Science has shown how chronic, low-grade inflammation can become a silent killer, contributing to cancer, cardiovascular disease, type 2 diabetes, and more deadly illnesses. The more education a person has, the better they are at functioning mentally at an older age. Experts believe that higher education can help in keeping the memory strong because it keeps a person in the habit of staying mentally active. Keeping the brain challenged with mental exercises is said to activate the processes that help in maintaining specific brain cells and also helping them communicate with each other. Plenty of people also have careers that challenge them mentally – learning a new skill or doing a new hobby can also serve the same purpose of keeping them mentally fit. Some good options in the pursuit of mental exercise are:

  • Joining a book club
  • Playing bridge or chess
  • Writing a novel
  • Jigsaw or crossword puzzles
  • Taking classes
  • Pursuing art or music
  • Designing a new garden layout
  • Utilize all of the senses

2.) Train Your Senses

The more you use your senses for the purpose of learning, the harder your brain will have to work to retain the memory. When you have to learn something new, try to get all of your senses involved somehow. For instance, when trying a new restaurant dish, try and guess the ingredients while smelling and tasting the dish. Also, try out ceramics or sculpting and notice the smell and feel of the materials used in the activity.


3.) Build Your Self Confidence Up

Believe it or not, believing in aging myths can make your memory worse in the long run. In fact, older and middle-aged learners have a harder time remembering things after they are exposed to negative stereotypes concerning memory and aging. On the other hand, they have greater memory success when they believe they are capable of preserving their memory into older age. This is probably because those who think that they have no control over their memory are less likely to try and improve or maintain their memory skills and are thus more susceptible to cognitive decline. If you believe in yourself and strive to improve your memory with practice, then you’ll have a higher chance of keeping your mind and memory sharp for longer and into old age.

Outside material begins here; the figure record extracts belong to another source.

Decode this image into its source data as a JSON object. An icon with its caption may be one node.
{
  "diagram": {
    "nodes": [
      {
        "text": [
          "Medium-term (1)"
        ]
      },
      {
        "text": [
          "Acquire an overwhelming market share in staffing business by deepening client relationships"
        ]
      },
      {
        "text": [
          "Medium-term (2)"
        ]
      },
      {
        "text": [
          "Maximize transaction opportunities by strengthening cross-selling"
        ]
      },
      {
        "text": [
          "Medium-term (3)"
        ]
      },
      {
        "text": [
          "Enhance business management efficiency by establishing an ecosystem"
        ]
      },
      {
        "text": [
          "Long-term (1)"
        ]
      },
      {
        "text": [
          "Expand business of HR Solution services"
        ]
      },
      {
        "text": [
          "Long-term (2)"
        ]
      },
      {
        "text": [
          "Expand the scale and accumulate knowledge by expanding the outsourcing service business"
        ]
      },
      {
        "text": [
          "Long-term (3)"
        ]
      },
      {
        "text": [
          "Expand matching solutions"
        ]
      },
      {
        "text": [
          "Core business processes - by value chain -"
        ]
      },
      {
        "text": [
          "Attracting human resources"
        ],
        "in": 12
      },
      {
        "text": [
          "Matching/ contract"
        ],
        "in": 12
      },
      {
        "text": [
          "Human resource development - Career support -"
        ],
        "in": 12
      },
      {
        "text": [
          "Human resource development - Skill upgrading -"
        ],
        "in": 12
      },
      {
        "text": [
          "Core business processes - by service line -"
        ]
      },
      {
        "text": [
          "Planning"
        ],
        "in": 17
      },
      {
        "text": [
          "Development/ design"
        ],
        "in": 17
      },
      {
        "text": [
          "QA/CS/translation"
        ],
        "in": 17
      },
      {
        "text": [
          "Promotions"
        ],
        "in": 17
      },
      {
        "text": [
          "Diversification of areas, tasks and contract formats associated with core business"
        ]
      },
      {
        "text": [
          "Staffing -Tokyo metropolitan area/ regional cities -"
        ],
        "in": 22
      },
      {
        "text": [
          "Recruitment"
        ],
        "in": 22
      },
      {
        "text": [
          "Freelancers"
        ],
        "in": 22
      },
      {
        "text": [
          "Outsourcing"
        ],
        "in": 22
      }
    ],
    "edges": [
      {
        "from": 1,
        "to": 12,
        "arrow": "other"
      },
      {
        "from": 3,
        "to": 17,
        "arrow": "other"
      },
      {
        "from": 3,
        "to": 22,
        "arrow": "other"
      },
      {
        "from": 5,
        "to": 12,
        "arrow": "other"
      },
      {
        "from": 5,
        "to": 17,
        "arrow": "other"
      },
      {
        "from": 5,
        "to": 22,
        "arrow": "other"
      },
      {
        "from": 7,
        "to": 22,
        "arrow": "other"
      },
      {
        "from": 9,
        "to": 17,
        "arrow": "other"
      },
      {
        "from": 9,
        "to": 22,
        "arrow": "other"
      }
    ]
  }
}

4.) Organize and Declutter

If you aren’t required to spend mental energy trying to recall where you put your keys or what time your grandson’s birthday party is, then you’ll be able to put that energy instead into learning endeavors that require concentration. So, make planners, calendars, maps, file folders, shopping lists, and address books a key part of your life in order to make routine information easily accessible. Also, set up a central place for your keys, glasses, purse, and any other items that you need to access often. Declutter your home or office to keep distractions at bay. That way, you can focus all of your attention on new information that you need to remember.

A senior woman organizes her linen closet

5.) Repetition Does Help

When trying to recall information that you just heard, thought about, or read, then repeat it aloud or write it down. This way, you’ll reinforce the connection or memory. For instance, say that someone just told you their name. In that case, use it right away to help retain it in your memory. Say, “Hello Matthew, nice to meet you.” And if you need to put something in a different spot than where you usually do, then remind yourself out loud what you are doing. Also, when speaking with someone, don’t be shy to ask for the information to be repeated. Folks at Alzheimer’s care facilities expect this and are always happy to oblige.


6.) Space Out Your Memorization Sessions

Repetition is an incredibly useful learning tool when timed properly. For example, it’s better not to repeat something too many times in a short period. Exam cramming is a common example of inefficient memorization. What you should do instead is keep yourself abreast of the essential information after sufficiently long periods of time. One way that works is studying the essentials every hour for a while. Then every few hours, and then once a day. This is especially helpful for trying to learn complex information, like the details for a new work project. According to research, spacing out rehearsals of information benefits not only healthy people but also those who have specific physical-based cognitive problems (like multiple sclerosis).


7.) Use Mnemonics

This is a popular and creative method of memorizing lists. A common mnemonic method is utilizing acronyms. One example is RICE (Rest, Ice, Compression, Elevation), which is an aid for remembering first aid procedures.